Excess, Co-payment or neither
Excess and Co-payment offers you cheaper health insurance premiums by having you agree to pay an out-of-pocket sum when you are admitted to hospital. An Excess is a single sum paid when you are admitted to hospital, while Co-payments are spread over each night or day that you spend in hospital, rather than an up-front amount. Higher excess can mean lower premiums while little or no excess may translate in to higher premiums.

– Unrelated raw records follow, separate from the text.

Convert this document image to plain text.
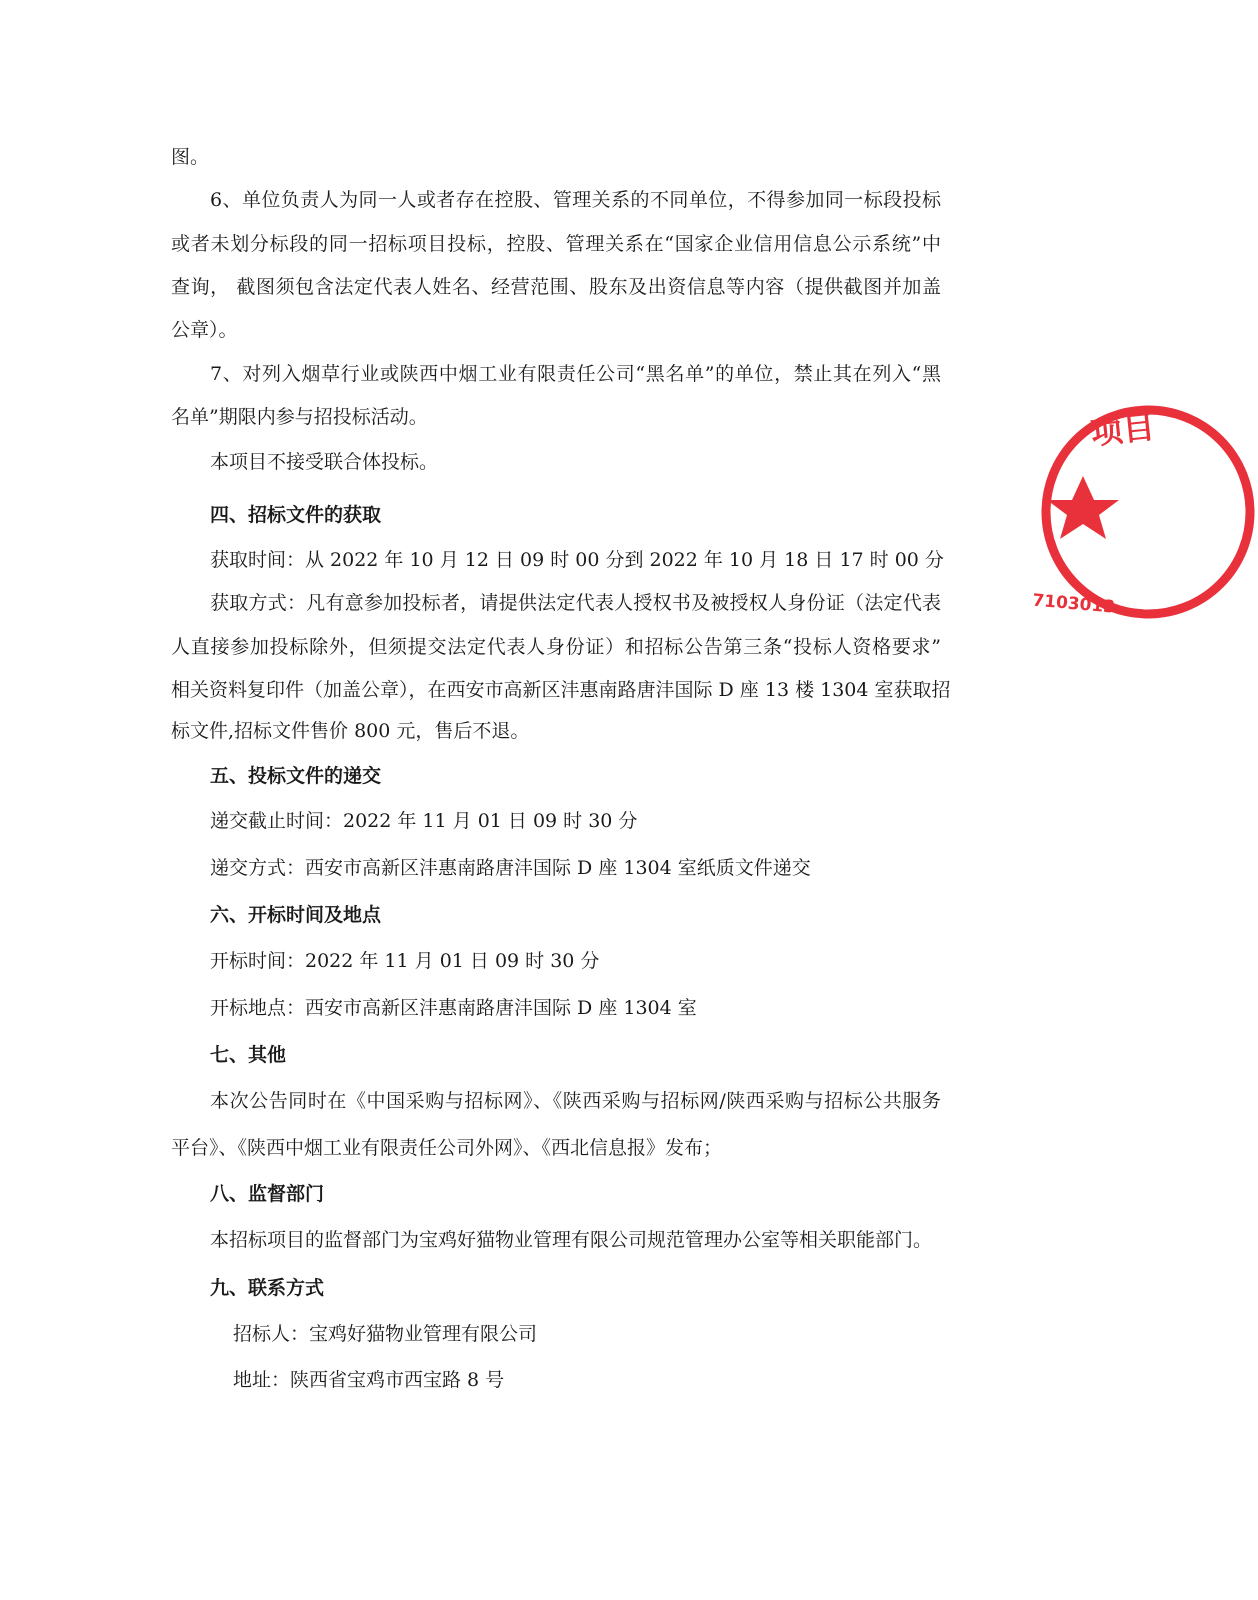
图。

6、单位负责人为同一人或者存在控股、管理关系的不同单位，不得参加同一标段投标

或者未划分标段的同一招标项目投标，控股、管理关系在“国家企业信用信息公示系统”中

查询， 截图须包含法定代表人姓名、经营范围、股东及出资信息等内容（提供截图并加盖

公章）。

7、对列入烟草行业或陕西中烟工业有限责任公司“黑名单”的单位，禁止其在列入“黑

名单”期限内参与招投标活动。

本项目不接受联合体投标。

四、招标文件的获取

获取时间：从 2022 年 10 月 12 日 09 时 00 分到 2022 年 10 月 18 日 17 时 00 分

获取方式：凡有意参加投标者，请提供法定代表人授权书及被授权人身份证（法定代表

人直接参加投标除外，但须提交法定代表人身份证）和招标公告第三条“投标人资格要求”

相关资料复印件（加盖公章），在西安市高新区沣惠南路唐沣国际 D 座 13 楼 1304 室获取招

标文件,招标文件售价 800 元，售后不退。

五、投标文件的递交

递交截止时间：2022 年 11 月 01 日 09 时 30 分

递交方式：西安市高新区沣惠南路唐沣国际 D 座 1304 室纸质文件递交

六、开标时间及地点

开标时间：2022 年 11 月 01 日 09 时 30 分

开标地点：西安市高新区沣惠南路唐沣国际 D 座 1304 室

七、其他

本次公告同时在《中国采购与招标网》、《陕西采购与招标网/陕西采购与招标公共服务

平台》、《陕西中烟工业有限责任公司外网》、《西北信息报》发布；

八、监督部门

本招标项目的监督部门为宝鸡好猫物业管理有限公司规范管理办公室等相关职能部门。

九、联系方式

招标人：宝鸡好猫物业管理有限公司

地址：陕西省宝鸡市西宝路 8 号

项目
7103013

These options are an ideal way to reduce your premium if you don’t expect to go to hospital in the near future, but still want to retain Hospital Cover ‘just in case’ or to avoid the Medicare Levy Charges.
Mix, Match & Review
You don’t need to have both hospital and extras cover with the same insurer. Often you can get a better deal on extras with a different provider. Choosing the right extras cover can make a huge difference in your out of pocket expenses. It’s also vital to review whether your policy is competitive in the market.
The Waiting Period
The waiting period signifies the span of time between a person signing up for a policy and the time they are finally eligible to claim benefits. The waiting periods for most funds are:
- Standard extras: 2 months
- Optical: 6 months
- Preexisting ailments/conditions, major dental: 12 months
If one or more of these conditions are relevant to a consumer, he or she might want to consider a policy with a shorter waiting period. Some funds may also waive the waiting period during promotions, which is worth considering when deciding on a health insurance policy.

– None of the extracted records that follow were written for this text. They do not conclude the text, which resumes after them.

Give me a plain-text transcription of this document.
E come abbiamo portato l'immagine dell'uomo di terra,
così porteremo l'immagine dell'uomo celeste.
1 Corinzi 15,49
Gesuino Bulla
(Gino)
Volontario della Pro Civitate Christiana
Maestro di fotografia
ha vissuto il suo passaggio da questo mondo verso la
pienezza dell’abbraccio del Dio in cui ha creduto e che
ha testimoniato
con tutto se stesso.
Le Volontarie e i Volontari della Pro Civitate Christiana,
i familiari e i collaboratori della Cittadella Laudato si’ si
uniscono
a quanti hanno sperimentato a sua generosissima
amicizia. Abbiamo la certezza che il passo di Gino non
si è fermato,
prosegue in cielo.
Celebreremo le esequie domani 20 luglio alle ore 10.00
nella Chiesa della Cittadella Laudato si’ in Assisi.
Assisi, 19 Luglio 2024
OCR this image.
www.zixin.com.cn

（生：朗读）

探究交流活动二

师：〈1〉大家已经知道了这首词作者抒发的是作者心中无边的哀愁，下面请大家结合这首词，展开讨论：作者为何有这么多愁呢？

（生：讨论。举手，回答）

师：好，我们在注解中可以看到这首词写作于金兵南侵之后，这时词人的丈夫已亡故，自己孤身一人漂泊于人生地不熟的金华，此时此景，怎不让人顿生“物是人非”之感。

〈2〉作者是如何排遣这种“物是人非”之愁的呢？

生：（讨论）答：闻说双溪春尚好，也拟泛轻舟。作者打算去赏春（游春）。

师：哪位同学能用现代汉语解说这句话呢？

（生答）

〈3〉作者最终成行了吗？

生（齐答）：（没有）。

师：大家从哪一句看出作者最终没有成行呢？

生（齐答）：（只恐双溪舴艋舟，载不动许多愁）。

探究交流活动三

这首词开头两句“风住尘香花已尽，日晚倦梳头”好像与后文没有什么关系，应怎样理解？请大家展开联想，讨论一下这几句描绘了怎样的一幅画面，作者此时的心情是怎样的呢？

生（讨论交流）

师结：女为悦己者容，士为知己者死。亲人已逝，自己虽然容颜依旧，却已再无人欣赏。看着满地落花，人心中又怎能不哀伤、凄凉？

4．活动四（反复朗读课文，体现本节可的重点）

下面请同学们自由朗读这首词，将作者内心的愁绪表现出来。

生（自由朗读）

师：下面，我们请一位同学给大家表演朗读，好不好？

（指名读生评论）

Aside from lower premiums in place of higher excess payments, or higher premiums in exchange for shorter waiting periods, a person might consider purchasing a policy from a fund that appreciates customer loyalty.
Many people would welcome premium discounts based on the number of years a person has subscribed to a particular fund, instead of premiums that automatically go up year after year.
On the other hand, a person might want to purchase a different fund when his or her policy is up for annual renewal. Some funds offer attractive bonuses, discounts or deals to consumers who join or switch from another fund.
Check Your Policy’s ‘Health’ on a Regular Basis
It doesn’t end there once you have purchased your policy. All policies are prone for renewal, and that is the time a subscriber should review whether it still meets his or her healthcare requirements. High premiums and low benefits are reasons to switch funds, but you should ensure that it doesn’t compromise your healthcare needs.
There is no ‘one size fits all’ policy. The premium for policies varies with a person’s healthcare requirements. If you are considering purchasing a private health insurance, you should take into account the government’s health insurance rebate and whether you are subject to health cover loading. On a final note, remember to read the fine print carefully to ensure that all your healthcare needs are met.